Un titolo così suona indubbiamente forte e provocatorio. Tuttavia, quel che ha spinto Ernesto Marzano - economista con lunga esperienza di dirigente delle Partecipazioni statali - a scrivere "Israele, il killer che piange" ( Roma, Aracne editrice, 2015, euro 14,00) è il bisogno di dialogo con i fratelli ebrei oltrechè l’esplorazione su campo di uno dei conflitti più sedimentati e sanguinosi dell’ultimo dopoguerra. Quel che emerge è una realtà troppe volte strumentalizzata e paradossalmente misconosciuta, nonostante la forte sovraesposizione mediatica. Sullo sfondo le radici storiche e la cronaca politica che rendono necessario il dovere di testimonianza, fino all’esercizio di un legittimo e doveroso diritto di critica.
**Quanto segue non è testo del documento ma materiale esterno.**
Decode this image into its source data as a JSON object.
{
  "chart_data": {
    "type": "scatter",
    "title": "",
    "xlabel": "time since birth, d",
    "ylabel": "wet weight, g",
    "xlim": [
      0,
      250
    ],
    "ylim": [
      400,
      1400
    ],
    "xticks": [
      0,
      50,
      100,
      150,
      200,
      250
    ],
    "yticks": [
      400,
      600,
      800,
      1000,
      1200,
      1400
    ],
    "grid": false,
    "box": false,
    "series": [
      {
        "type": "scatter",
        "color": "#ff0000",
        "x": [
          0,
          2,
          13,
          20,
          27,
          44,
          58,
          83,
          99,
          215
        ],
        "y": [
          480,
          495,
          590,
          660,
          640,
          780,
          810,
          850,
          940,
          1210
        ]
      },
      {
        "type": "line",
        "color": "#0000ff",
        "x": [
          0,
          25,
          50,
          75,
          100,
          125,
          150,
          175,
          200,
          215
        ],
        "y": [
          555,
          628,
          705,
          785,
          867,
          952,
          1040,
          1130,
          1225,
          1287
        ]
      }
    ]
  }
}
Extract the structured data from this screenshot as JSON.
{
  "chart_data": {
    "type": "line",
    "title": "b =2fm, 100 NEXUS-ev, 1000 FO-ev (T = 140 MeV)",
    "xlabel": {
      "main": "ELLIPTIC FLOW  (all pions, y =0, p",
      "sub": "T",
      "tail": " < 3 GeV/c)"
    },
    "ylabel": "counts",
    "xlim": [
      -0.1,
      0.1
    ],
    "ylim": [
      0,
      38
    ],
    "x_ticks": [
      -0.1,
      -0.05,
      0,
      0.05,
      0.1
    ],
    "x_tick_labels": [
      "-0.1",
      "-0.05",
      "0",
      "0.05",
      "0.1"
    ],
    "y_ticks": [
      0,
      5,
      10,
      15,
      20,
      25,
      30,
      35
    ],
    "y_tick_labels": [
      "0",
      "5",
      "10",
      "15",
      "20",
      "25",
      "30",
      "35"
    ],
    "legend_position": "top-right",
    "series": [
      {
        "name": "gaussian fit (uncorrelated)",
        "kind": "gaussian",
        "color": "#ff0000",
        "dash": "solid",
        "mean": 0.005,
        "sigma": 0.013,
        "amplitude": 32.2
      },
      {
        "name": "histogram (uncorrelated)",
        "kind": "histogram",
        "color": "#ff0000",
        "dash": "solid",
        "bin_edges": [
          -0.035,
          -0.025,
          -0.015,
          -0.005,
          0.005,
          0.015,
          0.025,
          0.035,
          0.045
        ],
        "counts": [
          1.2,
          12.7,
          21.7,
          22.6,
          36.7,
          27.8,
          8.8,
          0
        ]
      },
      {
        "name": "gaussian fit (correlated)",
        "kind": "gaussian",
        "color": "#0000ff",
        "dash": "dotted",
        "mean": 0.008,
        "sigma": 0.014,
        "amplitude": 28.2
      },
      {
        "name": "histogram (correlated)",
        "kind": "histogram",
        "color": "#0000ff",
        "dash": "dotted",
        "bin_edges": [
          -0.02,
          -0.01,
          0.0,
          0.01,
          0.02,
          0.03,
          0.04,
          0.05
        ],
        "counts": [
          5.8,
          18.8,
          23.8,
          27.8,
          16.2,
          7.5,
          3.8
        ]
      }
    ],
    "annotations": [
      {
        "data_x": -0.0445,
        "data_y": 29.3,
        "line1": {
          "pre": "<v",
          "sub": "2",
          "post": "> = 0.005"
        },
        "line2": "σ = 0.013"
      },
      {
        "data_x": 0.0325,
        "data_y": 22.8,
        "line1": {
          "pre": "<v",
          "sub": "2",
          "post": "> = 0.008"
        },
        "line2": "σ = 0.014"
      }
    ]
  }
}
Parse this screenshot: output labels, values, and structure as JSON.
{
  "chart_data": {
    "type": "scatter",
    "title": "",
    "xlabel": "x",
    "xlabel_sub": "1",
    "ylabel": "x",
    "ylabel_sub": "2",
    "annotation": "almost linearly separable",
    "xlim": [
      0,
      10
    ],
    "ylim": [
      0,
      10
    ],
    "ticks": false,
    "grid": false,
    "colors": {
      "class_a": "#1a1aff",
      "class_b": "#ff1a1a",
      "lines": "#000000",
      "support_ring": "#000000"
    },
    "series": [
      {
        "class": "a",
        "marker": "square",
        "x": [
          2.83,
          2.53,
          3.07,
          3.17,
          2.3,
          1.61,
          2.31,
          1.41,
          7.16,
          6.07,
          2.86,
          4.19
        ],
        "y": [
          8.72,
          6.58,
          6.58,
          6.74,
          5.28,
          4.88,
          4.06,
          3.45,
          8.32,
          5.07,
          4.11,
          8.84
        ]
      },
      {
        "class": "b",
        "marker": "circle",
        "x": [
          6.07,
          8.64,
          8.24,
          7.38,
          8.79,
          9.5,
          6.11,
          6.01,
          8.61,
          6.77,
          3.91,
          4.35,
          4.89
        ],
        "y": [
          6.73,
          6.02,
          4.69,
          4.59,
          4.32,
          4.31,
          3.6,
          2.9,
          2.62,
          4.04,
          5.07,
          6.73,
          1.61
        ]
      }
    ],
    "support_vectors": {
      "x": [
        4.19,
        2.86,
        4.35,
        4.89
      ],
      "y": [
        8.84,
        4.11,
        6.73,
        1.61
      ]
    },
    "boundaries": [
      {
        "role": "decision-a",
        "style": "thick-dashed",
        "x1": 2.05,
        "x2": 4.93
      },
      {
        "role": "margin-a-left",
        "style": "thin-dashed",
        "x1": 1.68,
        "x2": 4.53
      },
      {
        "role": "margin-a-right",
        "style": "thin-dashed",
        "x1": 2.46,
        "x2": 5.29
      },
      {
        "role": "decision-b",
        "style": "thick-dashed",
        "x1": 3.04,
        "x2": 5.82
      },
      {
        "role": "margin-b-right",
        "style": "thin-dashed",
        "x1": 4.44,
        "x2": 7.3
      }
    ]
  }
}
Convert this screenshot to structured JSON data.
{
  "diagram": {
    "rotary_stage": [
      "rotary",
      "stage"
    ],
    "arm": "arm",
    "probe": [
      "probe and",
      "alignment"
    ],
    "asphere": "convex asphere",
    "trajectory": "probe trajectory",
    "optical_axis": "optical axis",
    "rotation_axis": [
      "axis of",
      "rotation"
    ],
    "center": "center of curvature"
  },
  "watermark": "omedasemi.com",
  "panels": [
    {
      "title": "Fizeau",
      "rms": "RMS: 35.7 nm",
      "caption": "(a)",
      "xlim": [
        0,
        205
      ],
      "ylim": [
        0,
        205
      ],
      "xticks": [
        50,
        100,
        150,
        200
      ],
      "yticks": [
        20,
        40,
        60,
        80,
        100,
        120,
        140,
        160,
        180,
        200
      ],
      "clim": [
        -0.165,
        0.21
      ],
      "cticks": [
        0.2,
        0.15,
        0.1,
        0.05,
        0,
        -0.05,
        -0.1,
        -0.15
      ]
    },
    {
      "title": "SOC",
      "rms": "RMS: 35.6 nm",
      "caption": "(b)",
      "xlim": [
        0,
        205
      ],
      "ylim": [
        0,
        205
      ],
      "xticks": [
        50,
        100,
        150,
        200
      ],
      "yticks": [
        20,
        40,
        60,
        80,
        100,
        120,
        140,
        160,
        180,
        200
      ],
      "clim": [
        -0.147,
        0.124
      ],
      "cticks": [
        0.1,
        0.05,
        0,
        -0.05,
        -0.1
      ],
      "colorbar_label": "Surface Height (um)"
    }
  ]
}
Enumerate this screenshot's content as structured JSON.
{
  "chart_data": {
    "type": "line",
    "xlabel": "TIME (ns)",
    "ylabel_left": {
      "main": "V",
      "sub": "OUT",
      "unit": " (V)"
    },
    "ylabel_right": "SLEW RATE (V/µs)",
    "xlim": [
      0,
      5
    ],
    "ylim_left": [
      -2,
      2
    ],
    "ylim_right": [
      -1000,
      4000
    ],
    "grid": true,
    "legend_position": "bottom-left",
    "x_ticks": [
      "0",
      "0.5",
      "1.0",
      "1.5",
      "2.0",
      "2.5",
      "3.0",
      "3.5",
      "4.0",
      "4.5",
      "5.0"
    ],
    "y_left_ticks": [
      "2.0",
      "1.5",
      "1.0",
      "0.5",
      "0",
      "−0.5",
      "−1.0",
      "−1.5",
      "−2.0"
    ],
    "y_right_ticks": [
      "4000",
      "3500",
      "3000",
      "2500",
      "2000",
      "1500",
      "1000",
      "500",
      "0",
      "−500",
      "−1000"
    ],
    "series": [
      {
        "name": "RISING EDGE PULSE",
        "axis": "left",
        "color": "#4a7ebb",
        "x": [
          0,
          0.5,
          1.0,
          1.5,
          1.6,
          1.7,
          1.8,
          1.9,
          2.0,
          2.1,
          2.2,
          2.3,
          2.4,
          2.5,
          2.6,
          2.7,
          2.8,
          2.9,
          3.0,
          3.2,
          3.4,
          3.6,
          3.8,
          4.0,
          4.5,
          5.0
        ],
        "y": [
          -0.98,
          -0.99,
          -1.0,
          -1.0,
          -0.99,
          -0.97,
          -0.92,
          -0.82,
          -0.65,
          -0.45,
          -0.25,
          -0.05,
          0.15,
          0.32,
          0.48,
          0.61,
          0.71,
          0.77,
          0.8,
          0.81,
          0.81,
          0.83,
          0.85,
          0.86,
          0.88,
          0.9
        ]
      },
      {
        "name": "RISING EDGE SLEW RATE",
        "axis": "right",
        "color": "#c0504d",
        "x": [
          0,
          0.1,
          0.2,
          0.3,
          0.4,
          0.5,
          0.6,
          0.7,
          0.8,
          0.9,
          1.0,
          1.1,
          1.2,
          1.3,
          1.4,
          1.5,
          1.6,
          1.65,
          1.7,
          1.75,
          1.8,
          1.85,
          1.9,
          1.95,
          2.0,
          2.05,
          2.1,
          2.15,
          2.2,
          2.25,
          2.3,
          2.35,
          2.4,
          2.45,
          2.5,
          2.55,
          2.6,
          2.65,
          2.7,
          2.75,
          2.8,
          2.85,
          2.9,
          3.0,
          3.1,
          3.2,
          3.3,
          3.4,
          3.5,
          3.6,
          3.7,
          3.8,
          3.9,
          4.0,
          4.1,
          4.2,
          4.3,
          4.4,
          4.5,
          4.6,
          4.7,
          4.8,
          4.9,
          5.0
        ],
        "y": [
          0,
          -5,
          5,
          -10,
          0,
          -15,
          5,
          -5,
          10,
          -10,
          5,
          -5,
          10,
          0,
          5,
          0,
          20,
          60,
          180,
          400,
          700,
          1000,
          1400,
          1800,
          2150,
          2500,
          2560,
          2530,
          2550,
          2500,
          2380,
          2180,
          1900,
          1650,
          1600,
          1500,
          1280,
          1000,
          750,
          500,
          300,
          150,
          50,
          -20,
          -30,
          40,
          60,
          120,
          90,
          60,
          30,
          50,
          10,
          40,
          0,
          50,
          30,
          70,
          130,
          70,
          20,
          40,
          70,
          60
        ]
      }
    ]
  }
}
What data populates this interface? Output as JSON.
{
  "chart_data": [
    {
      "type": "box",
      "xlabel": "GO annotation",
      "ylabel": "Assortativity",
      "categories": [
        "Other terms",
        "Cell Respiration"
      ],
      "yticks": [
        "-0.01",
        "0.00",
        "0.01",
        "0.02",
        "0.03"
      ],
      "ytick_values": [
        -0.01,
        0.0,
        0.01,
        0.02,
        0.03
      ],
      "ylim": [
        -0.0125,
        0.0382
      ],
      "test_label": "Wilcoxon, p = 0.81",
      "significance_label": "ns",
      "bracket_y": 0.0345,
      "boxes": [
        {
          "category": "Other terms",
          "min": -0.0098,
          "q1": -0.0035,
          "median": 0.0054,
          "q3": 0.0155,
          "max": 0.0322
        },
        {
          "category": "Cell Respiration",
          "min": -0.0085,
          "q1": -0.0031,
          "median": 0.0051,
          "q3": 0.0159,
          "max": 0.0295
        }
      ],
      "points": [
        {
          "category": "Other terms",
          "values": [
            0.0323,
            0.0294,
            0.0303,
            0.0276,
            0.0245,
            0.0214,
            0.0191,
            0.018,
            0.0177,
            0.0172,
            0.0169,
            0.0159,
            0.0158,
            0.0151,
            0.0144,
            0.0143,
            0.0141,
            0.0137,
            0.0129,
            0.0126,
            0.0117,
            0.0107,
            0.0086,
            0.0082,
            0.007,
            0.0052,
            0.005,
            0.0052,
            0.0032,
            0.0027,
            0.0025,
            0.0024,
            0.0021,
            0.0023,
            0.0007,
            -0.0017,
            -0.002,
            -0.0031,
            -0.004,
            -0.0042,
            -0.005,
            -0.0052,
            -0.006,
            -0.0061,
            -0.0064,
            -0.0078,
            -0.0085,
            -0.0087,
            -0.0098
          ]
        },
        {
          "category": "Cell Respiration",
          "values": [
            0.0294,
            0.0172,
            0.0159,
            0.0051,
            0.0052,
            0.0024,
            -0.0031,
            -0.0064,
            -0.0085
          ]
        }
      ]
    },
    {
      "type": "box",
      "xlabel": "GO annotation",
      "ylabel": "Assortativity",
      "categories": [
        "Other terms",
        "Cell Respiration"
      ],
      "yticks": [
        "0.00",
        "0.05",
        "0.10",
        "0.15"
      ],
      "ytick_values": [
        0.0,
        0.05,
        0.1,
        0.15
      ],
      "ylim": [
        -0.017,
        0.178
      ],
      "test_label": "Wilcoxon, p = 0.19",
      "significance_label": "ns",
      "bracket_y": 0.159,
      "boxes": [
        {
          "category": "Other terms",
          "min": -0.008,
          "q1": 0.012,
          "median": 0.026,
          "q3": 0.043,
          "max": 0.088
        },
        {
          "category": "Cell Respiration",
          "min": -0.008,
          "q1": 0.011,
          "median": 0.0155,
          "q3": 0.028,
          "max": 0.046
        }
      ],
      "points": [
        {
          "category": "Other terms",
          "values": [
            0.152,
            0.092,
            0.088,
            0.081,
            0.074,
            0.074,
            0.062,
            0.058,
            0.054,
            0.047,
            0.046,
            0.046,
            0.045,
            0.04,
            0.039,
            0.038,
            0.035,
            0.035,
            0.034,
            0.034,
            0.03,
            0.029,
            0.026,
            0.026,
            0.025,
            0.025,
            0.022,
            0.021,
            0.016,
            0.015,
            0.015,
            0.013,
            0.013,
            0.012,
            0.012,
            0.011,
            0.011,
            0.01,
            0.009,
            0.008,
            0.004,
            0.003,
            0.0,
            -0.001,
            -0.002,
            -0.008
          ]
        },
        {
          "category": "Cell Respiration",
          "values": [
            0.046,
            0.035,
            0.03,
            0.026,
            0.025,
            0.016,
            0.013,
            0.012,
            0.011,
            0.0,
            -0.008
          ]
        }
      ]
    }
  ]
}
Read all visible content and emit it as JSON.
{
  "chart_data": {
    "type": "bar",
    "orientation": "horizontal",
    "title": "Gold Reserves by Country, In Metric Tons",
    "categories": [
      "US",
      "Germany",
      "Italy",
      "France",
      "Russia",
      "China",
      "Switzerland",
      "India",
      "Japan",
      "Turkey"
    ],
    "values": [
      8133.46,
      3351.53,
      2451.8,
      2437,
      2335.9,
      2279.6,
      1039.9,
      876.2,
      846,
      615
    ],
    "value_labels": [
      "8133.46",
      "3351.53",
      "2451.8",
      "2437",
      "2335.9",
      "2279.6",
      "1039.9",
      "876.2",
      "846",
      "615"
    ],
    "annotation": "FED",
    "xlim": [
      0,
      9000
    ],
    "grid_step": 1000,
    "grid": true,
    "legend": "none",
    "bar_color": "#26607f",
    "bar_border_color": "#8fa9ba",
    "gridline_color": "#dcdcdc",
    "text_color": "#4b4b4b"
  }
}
Criticare anche fortemente le scelte dello stato d' Israele, non significa essere antiisraeliani o, addiritura, antisemiti. Né si può tacere sulle tante risoluzioni ONU rimaste inapplicate fin dal 1947. Risoluzioni che esortavano il neonato stato di Israele a garantire ai palestinesi il ritorno alle loro terre e alle loro proprietà - e dal 1967 ad evacuare la Cisgiordania - occupata dalle truppe israeliane nella Guerra dei Sei giorni.
Interessante la riflessione sui movimenti pacifisti israeliani, incontrati dall’autore in Israele e nei Territori occupati, tra questi il “Bet' Selem”, il Comitato israeliano per i diritti umani, il “Tayush”, e il quasi scomparso "Peace now". Marzano affronta questioni controverse come il sionismo (nel contesto generale dei movimenti di Risorgimento nazionale dell'Otto-Novecento) e la Seconda guerra mondiale, con la Shoah, e la nascita, nel 1947-'48, dello Stato d' Israele, insieme alla cacciata in massa, dalla Palestina, dei residenti palestinesi. La guerra del '67 e le altre successive fiammate belliche in Medio Oriente, sino alla violenta operazione "Margine di sicurezza" a Gaza ( estate 2014), e alle due Intifade palestinesi (1987-'88 e 2000-2002), cui in questi giorni se ne sta purtroppo aggiungendo una terza.